Gerard Huber was born October 2, 1949, in Waterloo, Iowa. He graduated from the University of Northern Iowa with a Bachelor of Arts degree in Painting and Printmaking, 1971. Following completion of undergraduate studies, Huber studied Figure Drawing and Contemporary Theology at the University of Notre Dame, 1971, and participated in the Blossom-Kent Art Program at Kent State University, 1973. Huber earned a Master of Fine Arts degree in Painting and Drawing from Cranbrook Academy of Art, 1975, studying with George Ortman.
In 1994 Huber received a Mid-America Arts Alliance/National Endowment for the Arts Fellowship in Painting. He has been a Resident Fellow at The Vermont Studio Center, Johnson, Vermont (2008); twice at the Virginia Center for the Creative Arts, Lynchburg, Virginia (1987, 1988); and once at the Cummington Community of Art, Cummington, Massachusetts (1988). Huber has been a Visiting Artist/Visiting Scholar at the American Academy in Rome, Rome, Italy, 2013 and 2015.

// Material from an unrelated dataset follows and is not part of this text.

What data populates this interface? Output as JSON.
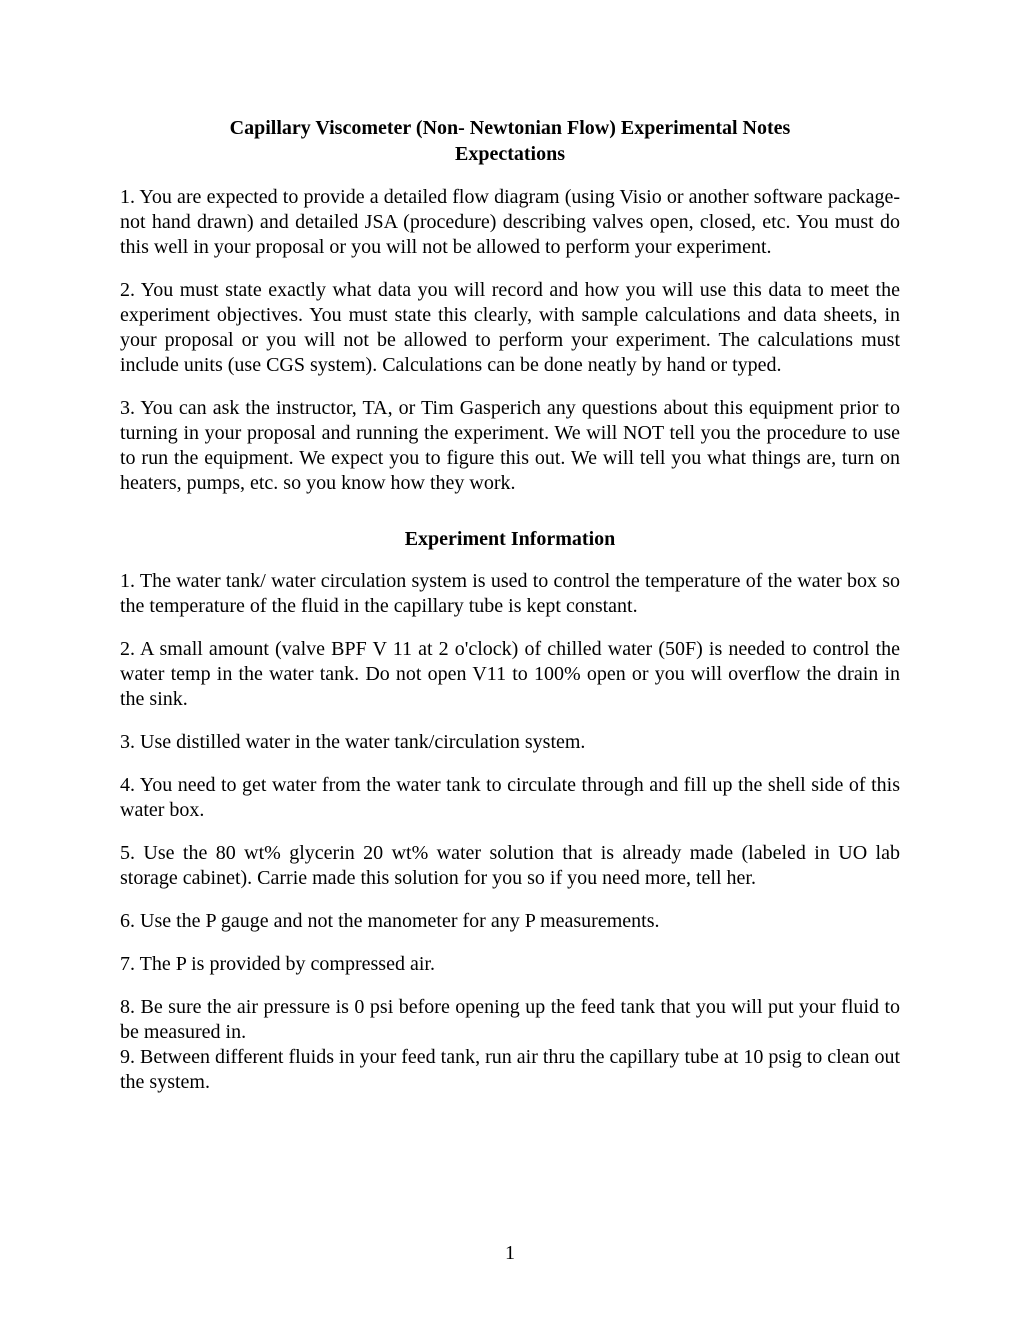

Huber’s airbrushed acrylic paintings have been exhibited in more than 60 exhibitions including the Joslyn Museum of Art, Omaha, Nebraska; the Arnot Art Museum, Elmira, NY; Parsons School of Design, New York, NY; Salmagundi Club, New York, NY; the Arkansas Art Center, Little Rock, Arkansas; and many others. His paintings are represented by the Lizardi/Harp Gallery in Los Angeles, California.

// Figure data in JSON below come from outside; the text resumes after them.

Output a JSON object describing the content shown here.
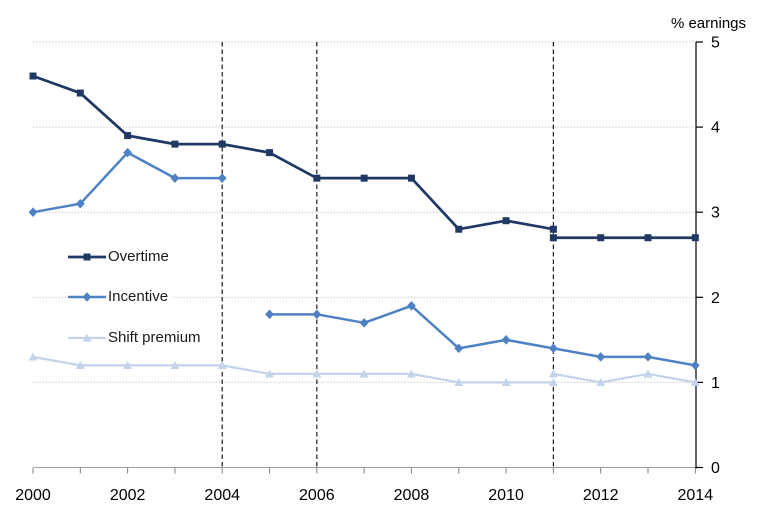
{
  "chart_data": {
    "type": "line",
    "title": "",
    "y_axis": {
      "label": "% earnings",
      "min": 0,
      "max": 5,
      "ticks": [
        0,
        1,
        2,
        3,
        4,
        5
      ]
    },
    "x_axis": {
      "min": 2000,
      "max": 2014,
      "tick_years": [
        2000,
        2001,
        2002,
        2003,
        2004,
        2005,
        2006,
        2007,
        2008,
        2009,
        2010,
        2011,
        2012,
        2013,
        2014
      ],
      "label_years": [
        2000,
        2002,
        2004,
        2006,
        2008,
        2010,
        2012,
        2014
      ]
    },
    "reference_lines": {
      "style": "dashed",
      "color": "#1a1a1a",
      "years": [
        2004,
        2006,
        2011
      ]
    },
    "grid": {
      "horizontal": true,
      "style": "dotted",
      "color": "#c3c3c3"
    },
    "legend": {
      "position": "middle-left"
    },
    "series": [
      {
        "name": "Overtime",
        "color": "#1F3864",
        "marker": "square",
        "line_width": 2.7,
        "segments": [
          {
            "years": [
              2000,
              2001,
              2002,
              2003,
              2004,
              2005,
              2006,
              2007,
              2008,
              2009,
              2010,
              2011
            ],
            "values": [
              4.6,
              4.4,
              3.9,
              3.8,
              3.8,
              3.7,
              3.4,
              3.4,
              3.4,
              2.8,
              2.9,
              2.8
            ]
          },
          {
            "years": [
              2011,
              2012,
              2013,
              2014
            ],
            "values": [
              2.7,
              2.7,
              2.7,
              2.7
            ]
          }
        ]
      },
      {
        "name": "Incentive",
        "color": "#4E82C4",
        "marker": "diamond",
        "line_width": 2.5,
        "segments": [
          {
            "years": [
              2000,
              2001,
              2002,
              2003,
              2004
            ],
            "values": [
              3.0,
              3.1,
              3.7,
              3.4,
              3.4
            ]
          },
          {
            "years": [
              2005,
              2006,
              2007,
              2008,
              2009,
              2010,
              2011,
              2012,
              2013,
              2014
            ],
            "values": [
              1.8,
              1.8,
              1.7,
              1.9,
              1.4,
              1.5,
              1.4,
              1.3,
              1.3,
              1.2
            ]
          }
        ]
      },
      {
        "name": "Shift premium",
        "color": "#C2D4EB",
        "marker": "triangle",
        "line_width": 2.2,
        "segments": [
          {
            "years": [
              2000,
              2001,
              2002,
              2003,
              2004,
              2005,
              2006,
              2007,
              2008,
              2009,
              2010,
              2011
            ],
            "values": [
              1.3,
              1.2,
              1.2,
              1.2,
              1.2,
              1.1,
              1.1,
              1.1,
              1.1,
              1.0,
              1.0,
              1.0
            ]
          },
          {
            "years": [
              2011,
              2012,
              2013,
              2014
            ],
            "values": [
              1.1,
              1.0,
              1.1,
              1.0
            ]
          }
        ]
      }
    ]
  }
}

Huber is a tenured professor in the Department of Art at Texas A&M University-Commerce, Commerce, Texas (formerly East Texas State University).

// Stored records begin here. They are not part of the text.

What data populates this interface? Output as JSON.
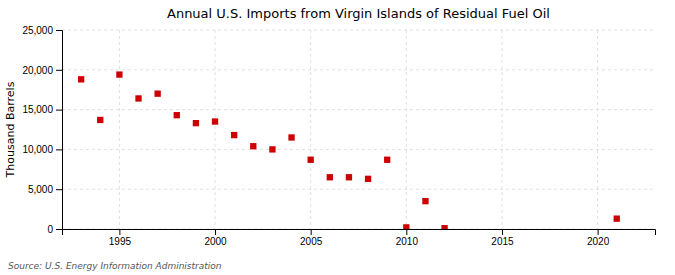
{
  "chart_data": {
    "type": "scatter",
    "title": "Annual U.S. Imports from Virgin Islands of Residual Fuel Oil",
    "ylabel": "Thousand Barrels",
    "annotations": [
      "Source: U.S. Energy Information Administration"
    ],
    "x": [
      1993,
      1994,
      1995,
      1996,
      1997,
      1998,
      1999,
      2000,
      2001,
      2002,
      2003,
      2004,
      2005,
      2006,
      2007,
      2008,
      2009,
      2010,
      2011,
      2012,
      2021
    ],
    "values": [
      18800,
      13700,
      19400,
      16400,
      17000,
      14300,
      13300,
      13500,
      11800,
      10400,
      10000,
      11500,
      8700,
      6500,
      6500,
      6300,
      8700,
      200,
      3500,
      100,
      1300
    ],
    "color": "#cc0000",
    "marker": "square",
    "xlim": [
      1992,
      2023
    ],
    "ylim": [
      0,
      25000
    ],
    "xticks": [
      1995,
      2000,
      2005,
      2010,
      2015,
      2020
    ],
    "yticks": [
      0,
      {
        "value": 5000,
        "label": "5,000"
      },
      {
        "value": 10000,
        "label": "10,000"
      },
      {
        "value": 15000,
        "label": "15,000"
      },
      {
        "value": 20000,
        "label": "20,000"
      },
      {
        "value": 25000,
        "label": "25,000"
      }
    ],
    "grid": true
  }
}
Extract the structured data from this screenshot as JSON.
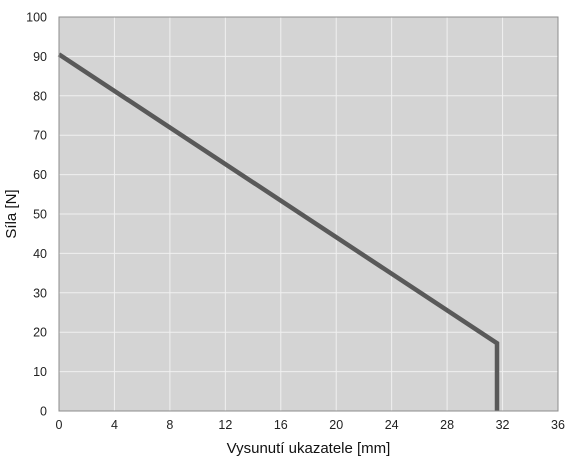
{
  "chart_data": {
    "type": "line",
    "title": "",
    "xlabel": "Vysunutí ukazatele [mm]",
    "ylabel": "Síla [N]",
    "xlim": [
      0,
      36
    ],
    "ylim": [
      0,
      100
    ],
    "x_ticks": [
      0,
      4,
      8,
      12,
      16,
      20,
      24,
      28,
      32,
      36
    ],
    "y_ticks": [
      0,
      10,
      20,
      30,
      40,
      50,
      60,
      70,
      80,
      90,
      100
    ],
    "x_tick_labels": [
      "0",
      "4",
      "8",
      "12",
      "16",
      "20",
      "24",
      "28",
      "32",
      "36"
    ],
    "y_tick_labels": [
      "0",
      "10",
      "20",
      "30",
      "40",
      "50",
      "60",
      "70",
      "80",
      "90",
      "100"
    ],
    "grid": true,
    "legend": "none",
    "series": [
      {
        "x": [
          0,
          31.6,
          31.6
        ],
        "y": [
          90.5,
          17.2,
          0
        ]
      }
    ],
    "colors": {
      "plot_background": "#d4d4d4",
      "grid": "#f0f0f0",
      "line": "#595959",
      "frame": "#8c8c8c"
    }
  }
}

His studio is located at 3500 Oak Lawn Avenue, #275 Dallas, Texas 75219
www.gerardhuber.com
gerardhuber33@gmail.com
(214) 528-5167
“Gorgeously painted voluptuous male figures are the protagonists in Gerard Huber's mesmerizing compositions. Perfectly rendered in a classical style the works bring Grecian ideals of beauty into a contemporary context.
In "Reflection I" Huber's own David is depicted among a variety of symbolic motifs cunningly placed to make it impossible for the viewer to evade the narrative.
Often literally in conversation with ancient Greek and Roman sculptures, the nude characters display a tenderness that comes in contrast with taboo expectations and stereotypic assumptions surrounding what it means to be a strong man. The brawny figures with every muscle and vain painted in exhaustive detail come to contrast with their gentle gestures and tranquil poses. These complex characters manage to exude power from their vulnerability as they seem comfortable and resolved with the combination of strength, power, softness, and emotionality they simultaneously represent.
What is significant in Huber's work is not his extraordinary capacity for realism but more importantly his ability to think and create in a post-modern context where the pieces become mesmerizing for the multiplicity and complexity of the content they evoke whether that is a conversation on art itself, on sexuality or the strong man etiquette.”